A Home 3D-Printed Out of Earth? Mario Cucinella Architects Teams Up with WASP to Create TECLA

Ancient earth and 21st century technology come together as housing for the future.

The rapid uptick in populations around the world, diminishing space for housing, and growing concerns about the climate crisis and its impact on our planet’s resources have all caused designers and architects to rethink how we create homes. And while looking ahead often dictates more innovation and new technology, sometimes it also means looking back – to ancient methods and materials.  
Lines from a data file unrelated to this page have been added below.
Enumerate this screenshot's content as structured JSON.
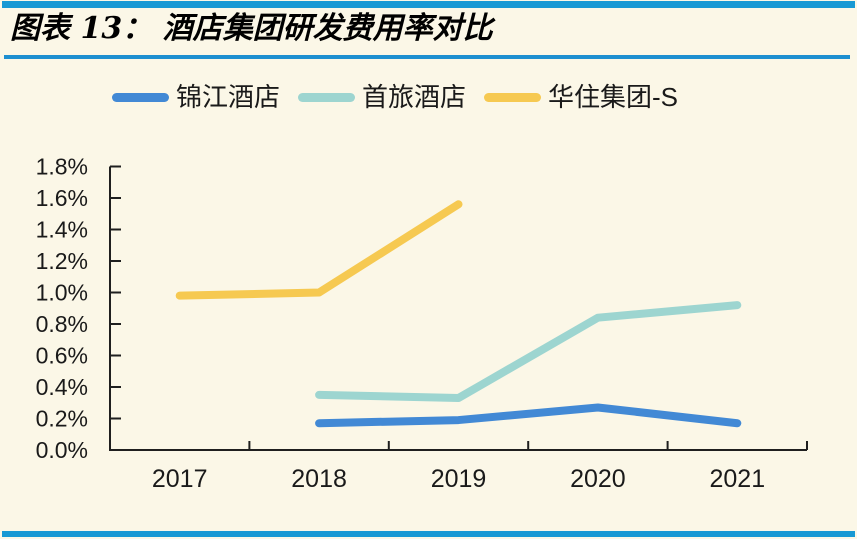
{
  "page": {
    "title": "图表 13： 酒店集团研发费用率对比",
    "accent_color": "#1899d4",
    "background_color": "#fbf7e7"
  },
  "chart_data": {
    "type": "line",
    "title": "酒店集团研发费用率对比",
    "categories": [
      "2017",
      "2018",
      "2019",
      "2020",
      "2021"
    ],
    "series": [
      {
        "name": "锦江酒店",
        "color": "#4289d5",
        "values": [
          null,
          0.17,
          0.19,
          0.27,
          0.17
        ]
      },
      {
        "name": "首旅酒店",
        "color": "#9dd5d0",
        "values": [
          null,
          0.35,
          0.33,
          0.84,
          0.92
        ]
      },
      {
        "name": "华住集团-S",
        "color": "#f6c951",
        "values": [
          0.98,
          1.0,
          1.56,
          null,
          null
        ]
      }
    ],
    "y_unit": "%",
    "ylim": [
      0,
      1.8
    ],
    "y_tick_step": 0.2,
    "y_ticks": [
      "1.8%",
      "1.6%",
      "1.4%",
      "1.2%",
      "1.0%",
      "0.8%",
      "0.6%",
      "0.4%",
      "0.2%",
      "0.0%"
    ],
    "grid": false,
    "legend_position": "top",
    "axis_color": "#1f1f1f"
  }
}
Mario Cucinella Architects and WASP (World’s Advanced Saving Project) have just unveiled their TECLA - Technology and Clay - project. The world’s first sustainable housing model that has been 3D-printed entirely from local clay, this joint project demonstrates the potential for solving housing crises the world over sustainably, quickly and affordably.
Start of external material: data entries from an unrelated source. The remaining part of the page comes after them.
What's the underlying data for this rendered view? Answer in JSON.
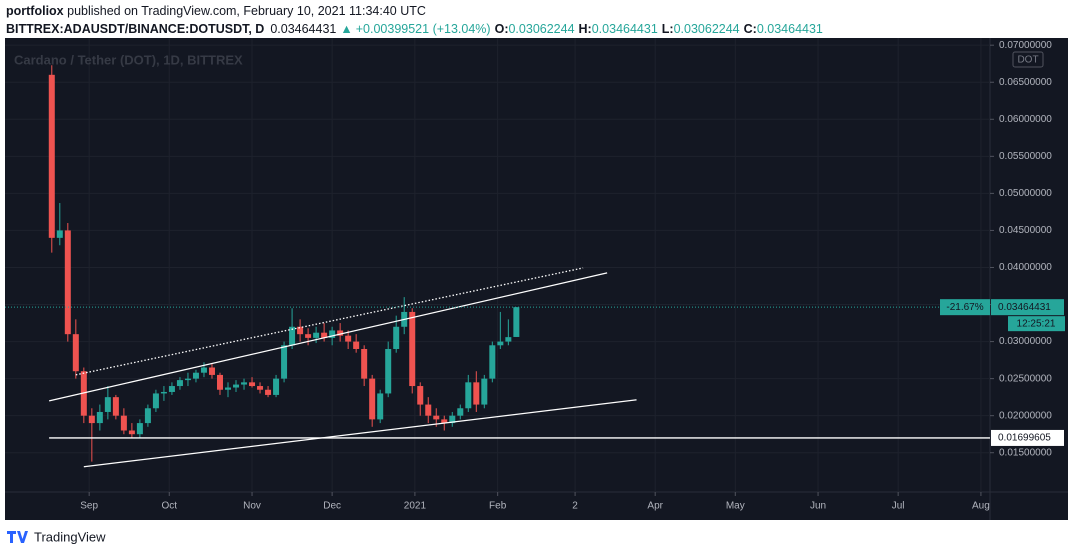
{
  "header": {
    "author": "portfoliox",
    "published": " published on TradingView.com, February 10, 2021 11:34:40 UTC",
    "symbol": "BITTREX:ADAUSDT/BINANCE:DOTUSDT, D",
    "last": "0.03464431",
    "arrow": "▲",
    "change": "+0.00399521 (+13.04%)",
    "o_label": "O:",
    "o": "0.03062244",
    "h_label": "H:",
    "h": "0.03464431",
    "l_label": "L:",
    "l": "0.03062244",
    "c_label": "C:",
    "c": "0.03464431"
  },
  "chart_data": {
    "type": "candlestick",
    "title": "Cardano / Tether (DOT), 1D, BITTREX",
    "currency": "DOT",
    "x": [
      -2,
      1,
      4,
      7,
      10,
      13,
      16,
      19,
      22,
      25,
      28,
      31,
      34,
      37,
      40,
      43,
      46,
      49,
      52,
      55,
      58,
      61,
      64,
      67,
      70,
      73,
      76,
      79,
      82,
      85,
      88,
      91,
      94,
      97,
      100,
      103,
      106,
      109,
      112,
      115,
      118,
      121,
      124,
      127,
      130,
      133,
      136,
      139,
      142,
      145,
      148,
      151,
      154,
      157,
      160,
      163,
      166,
      169,
      172
    ],
    "open": [
      0.066,
      0.044,
      0.045,
      0.031,
      0.026,
      0.02,
      0.019,
      0.0205,
      0.0225,
      0.02,
      0.018,
      0.0175,
      0.019,
      0.021,
      0.023,
      0.0232,
      0.024,
      0.0248,
      0.025,
      0.0258,
      0.0265,
      0.0255,
      0.0235,
      0.0238,
      0.0242,
      0.0245,
      0.024,
      0.0235,
      0.0228,
      0.025,
      0.0295,
      0.032,
      0.031,
      0.0305,
      0.0312,
      0.0305,
      0.0315,
      0.0308,
      0.03,
      0.029,
      0.025,
      0.0195,
      0.023,
      0.029,
      0.032,
      0.034,
      0.024,
      0.0215,
      0.02,
      0.0195,
      0.019,
      0.02,
      0.021,
      0.0245,
      0.0215,
      0.025,
      0.0295,
      0.03,
      0.03062244
    ],
    "high": [
      0.0673,
      0.0487,
      0.046,
      0.033,
      0.0265,
      0.021,
      0.0215,
      0.024,
      0.0228,
      0.021,
      0.019,
      0.0195,
      0.0215,
      0.0235,
      0.024,
      0.0245,
      0.0252,
      0.0258,
      0.0262,
      0.0272,
      0.027,
      0.0258,
      0.0245,
      0.0248,
      0.025,
      0.0252,
      0.0245,
      0.024,
      0.0255,
      0.03,
      0.0345,
      0.033,
      0.0318,
      0.032,
      0.0325,
      0.032,
      0.0325,
      0.0315,
      0.031,
      0.0295,
      0.0255,
      0.0235,
      0.03,
      0.0335,
      0.036,
      0.0345,
      0.0245,
      0.0225,
      0.021,
      0.02,
      0.0205,
      0.0215,
      0.0255,
      0.026,
      0.0255,
      0.03,
      0.034,
      0.033,
      0.03464431
    ],
    "low": [
      0.042,
      0.043,
      0.03,
      0.025,
      0.019,
      0.0138,
      0.018,
      0.0195,
      0.0195,
      0.0175,
      0.017,
      0.017,
      0.0185,
      0.0205,
      0.022,
      0.0228,
      0.0235,
      0.024,
      0.0245,
      0.0252,
      0.025,
      0.0228,
      0.0225,
      0.0232,
      0.0235,
      0.0238,
      0.023,
      0.0225,
      0.0225,
      0.0245,
      0.029,
      0.03,
      0.0295,
      0.0298,
      0.03,
      0.0295,
      0.03,
      0.029,
      0.0285,
      0.024,
      0.0185,
      0.019,
      0.0225,
      0.0285,
      0.031,
      0.023,
      0.02,
      0.019,
      0.0185,
      0.018,
      0.0185,
      0.0195,
      0.0205,
      0.0205,
      0.021,
      0.0245,
      0.029,
      0.0295,
      0.03062244
    ],
    "close": [
      0.044,
      0.045,
      0.031,
      0.026,
      0.02,
      0.019,
      0.0205,
      0.0225,
      0.02,
      0.018,
      0.0175,
      0.019,
      0.021,
      0.023,
      0.0232,
      0.024,
      0.0248,
      0.025,
      0.0258,
      0.0265,
      0.0255,
      0.0235,
      0.0238,
      0.0242,
      0.0245,
      0.024,
      0.0235,
      0.0228,
      0.025,
      0.0295,
      0.032,
      0.031,
      0.0305,
      0.0312,
      0.0305,
      0.0315,
      0.0308,
      0.03,
      0.029,
      0.025,
      0.0195,
      0.023,
      0.029,
      0.032,
      0.034,
      0.024,
      0.0215,
      0.02,
      0.0195,
      0.019,
      0.02,
      0.021,
      0.0245,
      0.0215,
      0.025,
      0.0295,
      0.03,
      0.0306,
      0.03464431
    ],
    "up_color": "#26a69a",
    "down_color": "#ef5350",
    "xlim": [
      -18.4,
      349.4
    ],
    "xticks": [
      {
        "value": 12,
        "label": "Sep"
      },
      {
        "value": 42,
        "label": "Oct"
      },
      {
        "value": 73,
        "label": "Nov"
      },
      {
        "value": 103,
        "label": "Dec"
      },
      {
        "value": 134,
        "label": "2021"
      },
      {
        "value": 165,
        "label": "Feb"
      },
      {
        "value": 194,
        "label": "2"
      },
      {
        "value": 224,
        "label": "Apr"
      },
      {
        "value": 254,
        "label": "May"
      },
      {
        "value": 285,
        "label": "Jun"
      },
      {
        "value": 315,
        "label": "Jul"
      },
      {
        "value": 346,
        "label": "Aug"
      }
    ],
    "ylim": [
      0.0097,
      0.0707
    ],
    "yticks": [
      {
        "value": 0.015,
        "label": "0.01500000"
      },
      {
        "value": 0.02,
        "label": "0.02000000"
      },
      {
        "value": 0.025,
        "label": "0.02500000"
      },
      {
        "value": 0.03,
        "label": "0.03000000"
      },
      {
        "value": 0.035,
        "label": "0.03500000"
      },
      {
        "value": 0.04,
        "label": "0.04000000"
      },
      {
        "value": 0.045,
        "label": "0.04500000"
      },
      {
        "value": 0.05,
        "label": "0.05000000"
      },
      {
        "value": 0.055,
        "label": "0.05500000"
      },
      {
        "value": 0.06,
        "label": "0.06000000"
      },
      {
        "value": 0.065,
        "label": "0.06500000"
      },
      {
        "value": 0.07,
        "label": "0.07000000"
      }
    ],
    "grid": true,
    "price_line": {
      "value": 0.03464431,
      "change_label": "-21.67%",
      "countdown": "12:25:21"
    },
    "horizontal_line": {
      "value": 0.01699605
    },
    "trendlines": [
      {
        "x": [
          -3,
          206
        ],
        "y": [
          0.022,
          0.03927
        ],
        "style": "solid"
      },
      {
        "x": [
          7,
          197
        ],
        "y": [
          0.02551,
          0.03994
        ],
        "style": "dotted"
      },
      {
        "x": [
          10,
          217
        ],
        "y": [
          0.01311,
          0.02214
        ],
        "style": "solid"
      }
    ]
  },
  "footer": {
    "brand": "TradingView"
  }
}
TECLA is an innovative circular model that brings together vernacular construction practices, the study of bioclimatic principles and natural and local materials. It is a nearly zero-emission project. Covering an area of about 60 square metres, TECLA comprises a living zone with a kitchen and a night zone. The furnishings are partly printed in local earth and integrated into the raw-earth structure. They are partly designed to be recycled or reused and reflect the philosophy of a circular house model. 

This new model was born from a research project by Mario Cucinella (founder and creative director of Mario Cucinella Architects) and the vision of Massimo Moretti (founder of WASP). TECLA is located in Ravenna, Italy, and was inspired by one of Italo Calvino's ‘invisible cities’ - the city in continuous construction. Its name emphasises this link between past and future – the combination of cutting-edge technological methods and the spirit of ancient homes. 
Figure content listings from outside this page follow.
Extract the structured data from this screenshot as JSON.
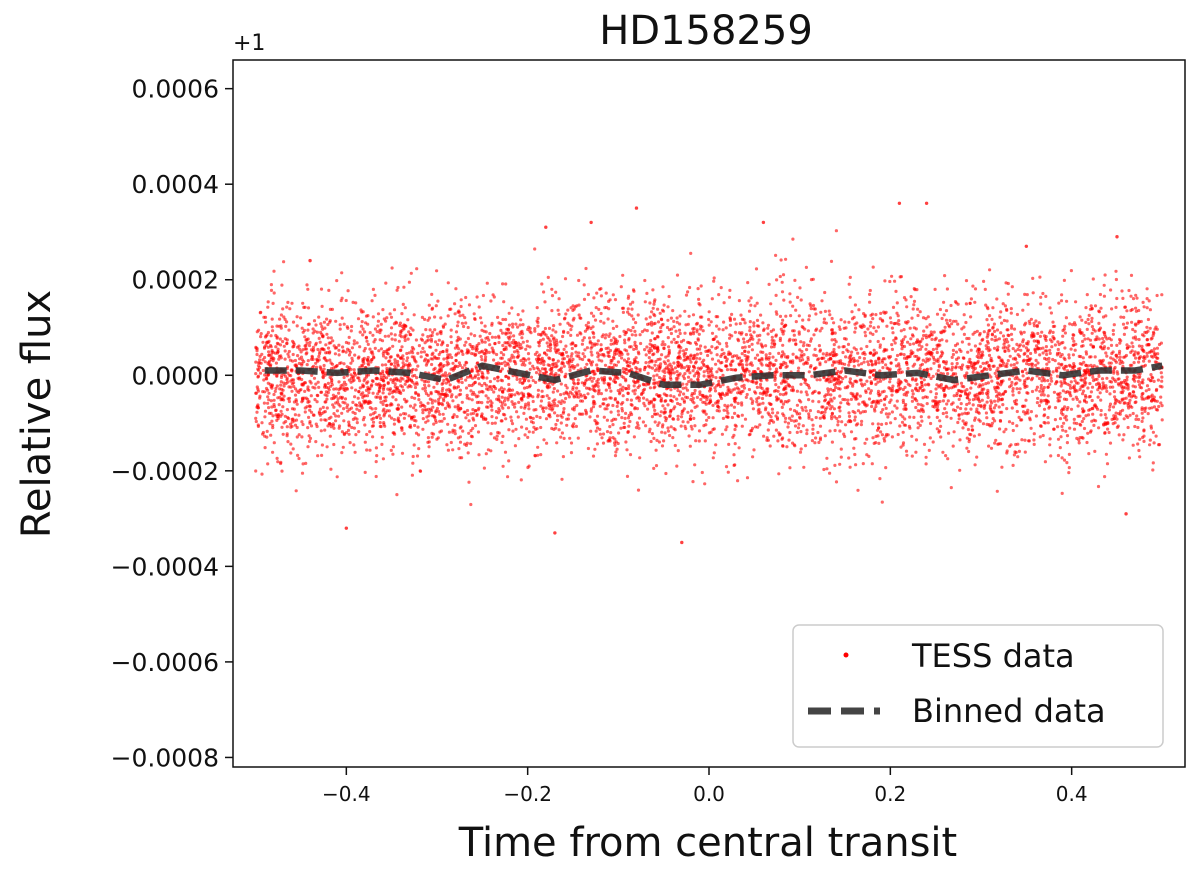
{
  "chart_data": {
    "type": "scatter",
    "title": "HD158259",
    "xlabel": "Time from central transit",
    "ylabel": "Relative flux",
    "y_offset_label": "+1",
    "xlim": [
      -0.525,
      0.525
    ],
    "ylim": [
      -0.00082,
      0.00066
    ],
    "x_ticks": [
      -0.4,
      -0.2,
      0.0,
      0.2,
      0.4
    ],
    "x_tick_labels": [
      "−0.4",
      "−0.2",
      "0.0",
      "0.2",
      "0.4"
    ],
    "y_ticks": [
      0.0006,
      0.0004,
      0.0002,
      0.0,
      -0.0002,
      -0.0004,
      -0.0006,
      -0.0008
    ],
    "y_tick_labels": [
      "0.0006",
      "0.0004",
      "0.0002",
      "0.0000",
      "−0.0002",
      "−0.0004",
      "−0.0006",
      "−0.0008"
    ],
    "grid": false,
    "legend_position": "lower-right",
    "series": [
      {
        "name": "TESS data",
        "kind": "scatter",
        "color": "#ff0000",
        "x_range": [
          -0.5,
          0.5
        ],
        "mean": 0.0,
        "scatter_std": 8e-05,
        "notable_outliers": [
          {
            "x": -0.44,
            "y": 0.00024
          },
          {
            "x": -0.4,
            "y": -0.00032
          },
          {
            "x": -0.18,
            "y": 0.00031
          },
          {
            "x": -0.17,
            "y": -0.00033
          },
          {
            "x": -0.13,
            "y": 0.00032
          },
          {
            "x": -0.08,
            "y": 0.00035
          },
          {
            "x": -0.03,
            "y": -0.00035
          },
          {
            "x": 0.06,
            "y": 0.00032
          },
          {
            "x": 0.21,
            "y": 0.00036
          },
          {
            "x": 0.24,
            "y": 0.00036
          },
          {
            "x": 0.35,
            "y": 0.00027
          },
          {
            "x": 0.45,
            "y": 0.00029
          },
          {
            "x": 0.46,
            "y": -0.00029
          }
        ]
      },
      {
        "name": "Binned data",
        "kind": "line",
        "style": "dashed",
        "color": "#333333",
        "x": [
          -0.49,
          -0.45,
          -0.41,
          -0.37,
          -0.33,
          -0.29,
          -0.25,
          -0.21,
          -0.17,
          -0.13,
          -0.09,
          -0.05,
          -0.01,
          0.03,
          0.07,
          0.11,
          0.15,
          0.19,
          0.23,
          0.27,
          0.31,
          0.35,
          0.39,
          0.43,
          0.47,
          0.5
        ],
        "y": [
          1e-05,
          1e-05,
          5e-06,
          1e-05,
          5e-06,
          -1e-05,
          2e-05,
          5e-06,
          -1e-05,
          1e-05,
          5e-06,
          -2e-05,
          -2e-05,
          -5e-06,
          0.0,
          0.0,
          1e-05,
          0.0,
          5e-06,
          -1e-05,
          0.0,
          1e-05,
          0.0,
          1e-05,
          1e-05,
          2e-05
        ]
      }
    ]
  }
}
“We like to think that TECLA is the beginning of a new story. It would be truly extraordinary to shape the future by transforming this ancient material with the technologies we have available today,” says Cucinella. 

TECLA uses two synchronised printer arms simultaneously. Each printer unit has a printing area of 50 square metres which makes it possible to build independent housing modules in a few days (200 hours of printing) using 60 cubic metres of natural materials. 

“TECLA shows that a beautiful, healthy, and sustainable home can be built by a machine, giving the essential information to the local raw material,” says Moretti.